Pole świetlne Decathlon ST510
Pole świetlne Decathlon ST510 jest ograniczone do absolutnego minimum, ale dzieje się to całkiem nieźle. Droga jest oświetlona bardzo równomiernie, a wiązka światła jest skutecznie skupiona. Ale to wszystko – ramiona i krągłości pozostają ciemne. Przynajmniej obszar bezpośrednio przed przednim kołem otrzymuje trochę światła z promieniowania pośredniego. Światło jest szczególnie odpowiednie dla rowerzystów, którzy mają mało zakrętów na swoich trasach i którzy zazwyczaj poruszają się po obszarach miejskich. Na obszarach miejskich ulice są zwykle dodatkowo oświetlane latarniami.
25 luksów jest dość ciemne w porównaniu z naszymi najjaśniejszymi kandydatami do testów, ale ST510 kosztuje tylko ułamek tego. Z tego powodu, jak wspomniano, Decathlon podaje prędkość do 15 km/h.
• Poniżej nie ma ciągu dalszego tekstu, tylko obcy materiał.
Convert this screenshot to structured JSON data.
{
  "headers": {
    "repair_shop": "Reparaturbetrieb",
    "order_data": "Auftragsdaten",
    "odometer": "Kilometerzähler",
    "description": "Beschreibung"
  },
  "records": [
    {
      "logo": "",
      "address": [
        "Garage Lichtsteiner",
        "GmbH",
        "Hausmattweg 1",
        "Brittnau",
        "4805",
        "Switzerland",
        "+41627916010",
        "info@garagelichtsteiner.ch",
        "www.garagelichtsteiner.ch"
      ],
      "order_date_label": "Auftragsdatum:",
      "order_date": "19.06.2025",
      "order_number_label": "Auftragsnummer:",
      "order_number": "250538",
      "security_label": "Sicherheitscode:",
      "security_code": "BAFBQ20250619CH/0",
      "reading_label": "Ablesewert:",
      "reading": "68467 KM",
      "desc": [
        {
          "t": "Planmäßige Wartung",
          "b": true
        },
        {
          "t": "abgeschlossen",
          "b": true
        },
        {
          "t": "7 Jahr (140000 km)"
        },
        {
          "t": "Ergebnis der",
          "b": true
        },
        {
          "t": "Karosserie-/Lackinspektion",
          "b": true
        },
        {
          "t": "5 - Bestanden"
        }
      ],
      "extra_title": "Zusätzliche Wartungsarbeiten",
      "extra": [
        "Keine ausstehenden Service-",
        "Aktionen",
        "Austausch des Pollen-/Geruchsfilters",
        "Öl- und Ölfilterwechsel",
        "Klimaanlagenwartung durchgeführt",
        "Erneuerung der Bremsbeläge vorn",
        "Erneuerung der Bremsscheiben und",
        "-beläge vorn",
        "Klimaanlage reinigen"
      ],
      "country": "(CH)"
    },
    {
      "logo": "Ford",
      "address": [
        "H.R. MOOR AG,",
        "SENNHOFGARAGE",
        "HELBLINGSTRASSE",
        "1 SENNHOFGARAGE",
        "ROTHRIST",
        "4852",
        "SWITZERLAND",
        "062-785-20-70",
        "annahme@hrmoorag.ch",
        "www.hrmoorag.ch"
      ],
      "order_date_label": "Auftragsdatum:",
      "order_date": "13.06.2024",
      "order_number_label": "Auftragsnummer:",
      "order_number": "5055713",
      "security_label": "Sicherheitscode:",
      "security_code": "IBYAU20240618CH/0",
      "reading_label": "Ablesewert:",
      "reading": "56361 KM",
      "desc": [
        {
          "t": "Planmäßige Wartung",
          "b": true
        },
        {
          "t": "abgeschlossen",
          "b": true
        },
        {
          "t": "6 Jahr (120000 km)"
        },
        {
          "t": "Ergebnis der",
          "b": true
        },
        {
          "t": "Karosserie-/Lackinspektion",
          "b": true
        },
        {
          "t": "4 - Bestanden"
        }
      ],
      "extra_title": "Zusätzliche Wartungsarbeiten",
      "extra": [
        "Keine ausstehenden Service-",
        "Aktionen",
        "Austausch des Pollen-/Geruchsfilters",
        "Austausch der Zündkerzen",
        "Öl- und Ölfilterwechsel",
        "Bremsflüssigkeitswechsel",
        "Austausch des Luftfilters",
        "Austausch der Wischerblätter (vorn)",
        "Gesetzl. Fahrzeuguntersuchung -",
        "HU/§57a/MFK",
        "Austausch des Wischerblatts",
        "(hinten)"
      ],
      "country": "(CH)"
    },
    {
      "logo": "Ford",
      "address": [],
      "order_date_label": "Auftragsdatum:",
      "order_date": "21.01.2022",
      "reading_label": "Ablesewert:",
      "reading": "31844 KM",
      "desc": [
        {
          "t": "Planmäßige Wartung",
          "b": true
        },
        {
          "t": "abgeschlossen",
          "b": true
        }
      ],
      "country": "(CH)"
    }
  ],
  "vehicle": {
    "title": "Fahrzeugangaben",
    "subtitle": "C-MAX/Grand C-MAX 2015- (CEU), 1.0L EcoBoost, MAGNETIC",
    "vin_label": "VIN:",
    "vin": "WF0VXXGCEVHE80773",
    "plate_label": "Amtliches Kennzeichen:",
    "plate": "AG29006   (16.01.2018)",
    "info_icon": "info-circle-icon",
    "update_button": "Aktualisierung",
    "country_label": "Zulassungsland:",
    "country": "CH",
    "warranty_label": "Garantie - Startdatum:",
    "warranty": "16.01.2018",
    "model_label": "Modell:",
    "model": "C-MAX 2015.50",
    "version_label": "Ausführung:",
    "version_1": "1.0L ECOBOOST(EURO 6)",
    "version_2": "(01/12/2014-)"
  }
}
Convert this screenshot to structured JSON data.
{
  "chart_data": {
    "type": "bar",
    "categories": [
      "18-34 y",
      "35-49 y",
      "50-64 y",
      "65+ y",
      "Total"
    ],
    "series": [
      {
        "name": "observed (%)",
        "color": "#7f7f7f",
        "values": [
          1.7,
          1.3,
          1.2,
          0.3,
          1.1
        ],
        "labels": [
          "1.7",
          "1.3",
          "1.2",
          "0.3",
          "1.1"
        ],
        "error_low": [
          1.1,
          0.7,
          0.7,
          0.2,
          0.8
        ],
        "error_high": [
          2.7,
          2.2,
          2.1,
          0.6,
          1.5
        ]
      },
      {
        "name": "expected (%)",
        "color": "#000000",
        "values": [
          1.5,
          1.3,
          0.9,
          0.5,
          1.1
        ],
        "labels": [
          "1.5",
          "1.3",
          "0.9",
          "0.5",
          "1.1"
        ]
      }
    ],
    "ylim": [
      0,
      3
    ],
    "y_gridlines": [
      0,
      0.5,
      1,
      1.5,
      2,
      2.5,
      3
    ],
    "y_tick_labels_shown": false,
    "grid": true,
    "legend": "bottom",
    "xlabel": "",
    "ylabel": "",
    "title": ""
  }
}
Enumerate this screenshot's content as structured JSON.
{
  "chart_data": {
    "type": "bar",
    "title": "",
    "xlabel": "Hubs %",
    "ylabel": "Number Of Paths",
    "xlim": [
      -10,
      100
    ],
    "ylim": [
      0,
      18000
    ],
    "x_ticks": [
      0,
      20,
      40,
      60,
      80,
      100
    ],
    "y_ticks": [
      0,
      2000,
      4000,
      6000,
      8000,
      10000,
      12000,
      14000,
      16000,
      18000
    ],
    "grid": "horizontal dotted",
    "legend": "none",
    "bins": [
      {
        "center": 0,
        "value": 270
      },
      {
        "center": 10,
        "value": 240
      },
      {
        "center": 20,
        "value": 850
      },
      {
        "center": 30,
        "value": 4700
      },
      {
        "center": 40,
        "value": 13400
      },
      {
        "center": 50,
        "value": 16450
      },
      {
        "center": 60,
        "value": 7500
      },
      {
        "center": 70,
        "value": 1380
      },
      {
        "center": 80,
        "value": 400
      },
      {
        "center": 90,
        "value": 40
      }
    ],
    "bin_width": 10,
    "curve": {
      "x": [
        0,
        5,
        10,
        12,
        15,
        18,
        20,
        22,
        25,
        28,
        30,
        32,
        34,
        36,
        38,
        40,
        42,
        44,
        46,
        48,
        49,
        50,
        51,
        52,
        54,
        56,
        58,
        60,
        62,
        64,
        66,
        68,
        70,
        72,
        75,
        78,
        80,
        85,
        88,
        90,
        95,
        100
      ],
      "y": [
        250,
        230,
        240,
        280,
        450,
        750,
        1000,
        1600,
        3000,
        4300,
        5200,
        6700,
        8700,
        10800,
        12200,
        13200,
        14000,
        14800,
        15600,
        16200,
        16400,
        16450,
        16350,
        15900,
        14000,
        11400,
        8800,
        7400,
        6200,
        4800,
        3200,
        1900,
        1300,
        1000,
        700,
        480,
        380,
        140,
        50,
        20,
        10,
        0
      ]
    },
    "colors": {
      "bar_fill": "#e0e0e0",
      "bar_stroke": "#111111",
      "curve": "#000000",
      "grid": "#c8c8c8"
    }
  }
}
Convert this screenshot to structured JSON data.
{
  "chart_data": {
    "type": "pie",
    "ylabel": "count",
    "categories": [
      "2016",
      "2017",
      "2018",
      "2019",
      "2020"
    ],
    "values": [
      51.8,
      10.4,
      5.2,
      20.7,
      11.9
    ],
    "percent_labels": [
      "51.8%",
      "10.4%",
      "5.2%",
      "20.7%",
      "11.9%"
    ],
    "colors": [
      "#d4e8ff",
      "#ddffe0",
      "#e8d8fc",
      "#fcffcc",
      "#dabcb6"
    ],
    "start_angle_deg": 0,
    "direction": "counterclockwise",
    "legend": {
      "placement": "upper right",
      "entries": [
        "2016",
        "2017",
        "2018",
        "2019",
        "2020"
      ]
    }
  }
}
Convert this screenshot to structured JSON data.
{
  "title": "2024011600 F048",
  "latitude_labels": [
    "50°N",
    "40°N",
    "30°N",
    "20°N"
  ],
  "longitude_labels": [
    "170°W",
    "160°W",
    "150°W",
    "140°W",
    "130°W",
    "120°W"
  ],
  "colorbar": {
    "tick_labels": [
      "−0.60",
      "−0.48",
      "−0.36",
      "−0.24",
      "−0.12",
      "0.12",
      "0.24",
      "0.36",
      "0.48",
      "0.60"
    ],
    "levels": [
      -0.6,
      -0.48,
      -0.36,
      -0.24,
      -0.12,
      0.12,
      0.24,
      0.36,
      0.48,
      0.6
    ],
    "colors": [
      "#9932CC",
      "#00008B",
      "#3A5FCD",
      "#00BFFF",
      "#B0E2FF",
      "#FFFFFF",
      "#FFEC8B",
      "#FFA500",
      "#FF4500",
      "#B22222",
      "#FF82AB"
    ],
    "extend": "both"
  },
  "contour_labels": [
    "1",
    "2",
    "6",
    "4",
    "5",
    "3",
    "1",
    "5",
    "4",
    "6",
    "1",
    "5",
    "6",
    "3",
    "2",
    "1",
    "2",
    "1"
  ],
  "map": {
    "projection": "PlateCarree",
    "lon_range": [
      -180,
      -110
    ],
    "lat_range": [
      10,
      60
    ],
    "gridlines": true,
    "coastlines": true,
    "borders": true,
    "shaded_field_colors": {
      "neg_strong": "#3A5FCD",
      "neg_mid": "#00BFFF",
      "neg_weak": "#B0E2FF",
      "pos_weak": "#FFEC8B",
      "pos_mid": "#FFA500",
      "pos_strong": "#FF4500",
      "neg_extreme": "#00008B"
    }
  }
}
Wygodni rowerzyści powinni sobie z tym dobrze poradzić, zwłaszcza w obszarach miejskich. Drugi poziom oświetlenia o nieco ponad połowie mocy ogranicza się przede wszystkim do oświetlonego otoczenia. Lub na stromych, spokojnych podjazdach w ciemności. Podczas jazd próbnych nie czuliśmy się nieswojo nawet przy wyższych prędkościach.
Poziomy światła w bezpośrednim porównaniu
Poniższa animacja automatycznie pokazuje dwa różne poziomy jasności Decathlon ST510.